Figure 1: Daily Garbhottam yielding result on the 195^th day.

Picture credit: Self

As Garbhottam features were observed during the day, rainfall occurred at night. Additionally, the direction of the features, such as lightning, clouds, and wind, which were observed from the east on Day-1, originated from the west on the 195^th day.

Solar Garbhottam: During Solar Garbhottam, each day of observation of the Sun’s transit in Pūrvāśādha corresponds to a specific fortnight (Table 1), starting from the time the Sun enters the star Ārudra in the month of Rishabha which corresponds to the month of June.

Day of Garbhottam	Degree of Pūrvāśādha	Rainfall period: Sun’s transit in	Approximate date
Day-1	1st degree	Ārudra	21st June to 5th July
Day-2	2nd degree	Punarvasu	5th July to 19th July
Day-3	3rd degree	Pushya	19th July to 2nd August
Day-4	4th degree	Aslesha	2nd August to 16th August
Day-5	5th degree	Maghā	16th August to 30th August
Day-6	6th degree	Purva Phalgunī	30th August to 13th September
Day-7	7th degree	Uttara Phalgunī	13th September to 26th September
Day-8	8th degree	Hasta	26th September to 10th October
Day-9	9th degree	Citra	10th October to 23rd October
Day-10	10th degree	Svāti	23rd October to 6th November
Day-11	11th degree	Vishakhā	6th November to 19th November
Day-12	12th degree	Anurādhā	19th November to 2nd December
Day-13	13th degree	Jyeshthā	2nd December to 15th December
Day-14	20 minutes	Mūla	15th December to 21st December

Table 1: Rainfall dates for Solar Garbhottam

Garbhottam features appear intermittently for a few minutes or hours within a day.
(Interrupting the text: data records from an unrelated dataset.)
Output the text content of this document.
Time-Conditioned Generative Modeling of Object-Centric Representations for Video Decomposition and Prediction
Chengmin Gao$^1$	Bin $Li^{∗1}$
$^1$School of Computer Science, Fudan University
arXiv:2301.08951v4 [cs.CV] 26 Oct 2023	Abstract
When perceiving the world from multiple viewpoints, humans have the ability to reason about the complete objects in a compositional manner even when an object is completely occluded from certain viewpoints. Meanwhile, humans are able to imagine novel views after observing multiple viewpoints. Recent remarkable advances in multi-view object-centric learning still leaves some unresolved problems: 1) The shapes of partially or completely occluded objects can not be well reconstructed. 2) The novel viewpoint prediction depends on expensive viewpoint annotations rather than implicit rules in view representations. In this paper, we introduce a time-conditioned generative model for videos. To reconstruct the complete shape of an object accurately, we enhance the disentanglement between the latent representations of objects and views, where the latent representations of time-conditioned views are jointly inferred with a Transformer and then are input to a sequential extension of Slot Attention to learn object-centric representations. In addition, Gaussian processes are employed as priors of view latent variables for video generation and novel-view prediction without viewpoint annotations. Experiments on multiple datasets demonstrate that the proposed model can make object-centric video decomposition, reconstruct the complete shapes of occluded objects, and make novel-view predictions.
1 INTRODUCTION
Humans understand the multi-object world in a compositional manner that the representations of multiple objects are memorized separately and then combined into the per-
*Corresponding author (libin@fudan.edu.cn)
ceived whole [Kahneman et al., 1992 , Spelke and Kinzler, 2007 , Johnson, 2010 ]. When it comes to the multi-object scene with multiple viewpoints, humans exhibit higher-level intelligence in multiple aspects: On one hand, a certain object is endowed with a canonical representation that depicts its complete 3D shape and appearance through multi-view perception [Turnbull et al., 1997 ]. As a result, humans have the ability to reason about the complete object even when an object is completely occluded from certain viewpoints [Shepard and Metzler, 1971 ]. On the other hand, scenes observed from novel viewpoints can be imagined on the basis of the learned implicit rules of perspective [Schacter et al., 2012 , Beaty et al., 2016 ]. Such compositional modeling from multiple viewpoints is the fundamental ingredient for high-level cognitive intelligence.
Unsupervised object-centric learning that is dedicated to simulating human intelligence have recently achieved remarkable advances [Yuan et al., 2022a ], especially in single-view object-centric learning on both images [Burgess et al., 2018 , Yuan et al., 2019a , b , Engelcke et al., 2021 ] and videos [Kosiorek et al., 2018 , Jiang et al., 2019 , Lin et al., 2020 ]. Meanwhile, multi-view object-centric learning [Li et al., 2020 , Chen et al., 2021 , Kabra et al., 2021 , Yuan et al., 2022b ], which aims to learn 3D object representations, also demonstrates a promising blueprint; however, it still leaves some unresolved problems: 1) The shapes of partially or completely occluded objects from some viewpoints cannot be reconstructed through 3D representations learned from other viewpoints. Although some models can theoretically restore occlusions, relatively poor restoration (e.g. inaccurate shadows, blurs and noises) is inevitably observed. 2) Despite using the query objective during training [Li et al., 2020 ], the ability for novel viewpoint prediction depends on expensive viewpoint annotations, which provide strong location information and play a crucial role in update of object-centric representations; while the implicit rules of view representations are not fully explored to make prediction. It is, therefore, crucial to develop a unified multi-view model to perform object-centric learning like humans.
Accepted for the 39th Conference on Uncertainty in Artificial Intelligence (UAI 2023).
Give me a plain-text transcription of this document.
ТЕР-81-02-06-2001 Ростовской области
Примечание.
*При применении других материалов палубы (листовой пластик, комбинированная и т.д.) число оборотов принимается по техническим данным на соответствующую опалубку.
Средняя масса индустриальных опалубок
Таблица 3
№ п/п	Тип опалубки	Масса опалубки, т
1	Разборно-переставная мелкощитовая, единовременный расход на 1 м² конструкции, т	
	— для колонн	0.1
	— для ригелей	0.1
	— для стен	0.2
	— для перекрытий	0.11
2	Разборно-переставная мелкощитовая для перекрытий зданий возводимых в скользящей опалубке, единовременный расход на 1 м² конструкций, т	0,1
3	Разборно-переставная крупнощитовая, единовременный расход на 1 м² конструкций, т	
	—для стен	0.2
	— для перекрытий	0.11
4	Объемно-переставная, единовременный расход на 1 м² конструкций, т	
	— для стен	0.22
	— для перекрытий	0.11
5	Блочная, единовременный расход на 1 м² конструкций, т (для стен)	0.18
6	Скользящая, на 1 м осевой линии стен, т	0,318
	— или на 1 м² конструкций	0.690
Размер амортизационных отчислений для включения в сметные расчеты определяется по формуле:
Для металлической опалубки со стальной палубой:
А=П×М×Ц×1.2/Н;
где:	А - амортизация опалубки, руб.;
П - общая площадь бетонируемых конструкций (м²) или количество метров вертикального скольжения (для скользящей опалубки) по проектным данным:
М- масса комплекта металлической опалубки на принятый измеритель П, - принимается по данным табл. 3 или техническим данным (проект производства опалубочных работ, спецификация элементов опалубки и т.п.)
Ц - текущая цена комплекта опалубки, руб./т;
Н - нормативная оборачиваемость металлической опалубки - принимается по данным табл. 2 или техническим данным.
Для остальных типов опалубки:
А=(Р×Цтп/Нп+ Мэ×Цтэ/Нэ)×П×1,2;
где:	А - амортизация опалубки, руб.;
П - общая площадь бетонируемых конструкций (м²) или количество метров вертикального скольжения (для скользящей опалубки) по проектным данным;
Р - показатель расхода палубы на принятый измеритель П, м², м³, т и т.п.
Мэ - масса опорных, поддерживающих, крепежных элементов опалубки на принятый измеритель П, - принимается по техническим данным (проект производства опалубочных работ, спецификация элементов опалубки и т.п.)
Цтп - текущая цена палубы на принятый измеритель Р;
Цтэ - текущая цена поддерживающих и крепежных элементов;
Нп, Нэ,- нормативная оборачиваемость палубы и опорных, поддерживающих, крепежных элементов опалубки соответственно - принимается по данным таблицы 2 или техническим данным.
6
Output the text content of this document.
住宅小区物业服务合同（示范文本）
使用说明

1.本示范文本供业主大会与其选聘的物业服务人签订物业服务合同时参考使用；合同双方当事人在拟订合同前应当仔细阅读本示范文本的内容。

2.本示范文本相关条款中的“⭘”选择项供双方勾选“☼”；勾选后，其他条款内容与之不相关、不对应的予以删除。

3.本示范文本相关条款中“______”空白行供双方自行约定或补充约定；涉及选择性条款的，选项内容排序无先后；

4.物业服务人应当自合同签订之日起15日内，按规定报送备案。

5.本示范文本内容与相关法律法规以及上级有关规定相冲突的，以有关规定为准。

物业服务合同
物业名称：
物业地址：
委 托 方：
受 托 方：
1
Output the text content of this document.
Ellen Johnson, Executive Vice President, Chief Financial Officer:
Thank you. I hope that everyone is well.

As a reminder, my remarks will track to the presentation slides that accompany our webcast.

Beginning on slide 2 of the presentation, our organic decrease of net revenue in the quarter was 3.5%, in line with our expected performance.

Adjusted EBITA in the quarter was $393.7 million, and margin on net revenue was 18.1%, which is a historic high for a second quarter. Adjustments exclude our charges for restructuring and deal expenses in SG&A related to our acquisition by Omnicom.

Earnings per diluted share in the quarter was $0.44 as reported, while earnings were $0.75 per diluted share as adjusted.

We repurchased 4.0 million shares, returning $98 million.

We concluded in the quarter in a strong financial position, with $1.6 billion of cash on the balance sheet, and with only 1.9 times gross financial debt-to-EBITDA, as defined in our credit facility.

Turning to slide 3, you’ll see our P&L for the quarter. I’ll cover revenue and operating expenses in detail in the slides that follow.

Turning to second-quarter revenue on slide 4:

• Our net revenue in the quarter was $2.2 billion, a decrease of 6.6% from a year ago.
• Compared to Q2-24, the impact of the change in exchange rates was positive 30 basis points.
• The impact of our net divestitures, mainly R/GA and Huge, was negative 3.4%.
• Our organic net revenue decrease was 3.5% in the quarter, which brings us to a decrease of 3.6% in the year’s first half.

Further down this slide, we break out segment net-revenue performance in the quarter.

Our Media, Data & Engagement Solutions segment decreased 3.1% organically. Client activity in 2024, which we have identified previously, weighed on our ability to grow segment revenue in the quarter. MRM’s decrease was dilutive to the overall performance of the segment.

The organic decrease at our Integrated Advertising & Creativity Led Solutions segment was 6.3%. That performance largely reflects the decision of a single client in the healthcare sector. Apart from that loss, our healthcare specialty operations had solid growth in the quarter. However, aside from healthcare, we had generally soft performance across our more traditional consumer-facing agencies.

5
Notably, every 2-hour duration on the observation day corresponds to one day in the rainfall realization period. In the Solar Garbhottam method, the beginning and end times of the Sun's transit in Pūrvāśādha can be obtained from the Pancānga or from an astrology simulator. To determine rainfall dates, each 2-hour duration from the starting time must be connected to a day in the rainfall period, beginning when the Sun enters Ārudra.

This method has demonstrated remarkable accuracy, successfully predicting rainfall with a 90% success rate over nine years of observation. Given its high efficacy, it is clear why the Garbhottam period was mentioned in the Pancānga-s to this day.

Identifying the Garbhottam day in the Ramayana

The table provides insight into when Rama extolled the rainy season in Kishkindha Kanda. Rama’s specific mention of Sāma gāna in Prauṣṭhapada month (Bhādrapada) indicates that he was referring to Sāma Upākarma, a ritual that occurs on the day of the star Hasta in Bhādrapada in Simha māsa (Valmiki Ramayana: 3-28-54)¹. This period falls between 16^th August and 15^th September, which correspond to day 5 and 6 of Solar Garbhottam in Mārgashira / Dhanus. (The connection between the dates remains the same in sidereal calendar of the Vedic society though the Gregorian date would be different in Rama’s period).

These two days occur when the Sun is transiting the 5^th or the 6^th degree of Pūrvāśādha. This means that sun would be in the 19^th or 20^th degree of Sagittarius. Interestingly, this Garbhottam period is explained in the 16^th sarga of Aranya Kanda when Rama, Sita and Lakshmana were going to the River Godavari at pre-dawn to take bath in the preceding Hemanta ritu. In that walk, Lakshmana was describing every aspect of the Garbhottam feature, including fog that rendered the Pushya constellation invisible after sunset. The fog eventually cleared, but the chilly weather persisted for three Yāma-s, until the trio awoke and headed to the river.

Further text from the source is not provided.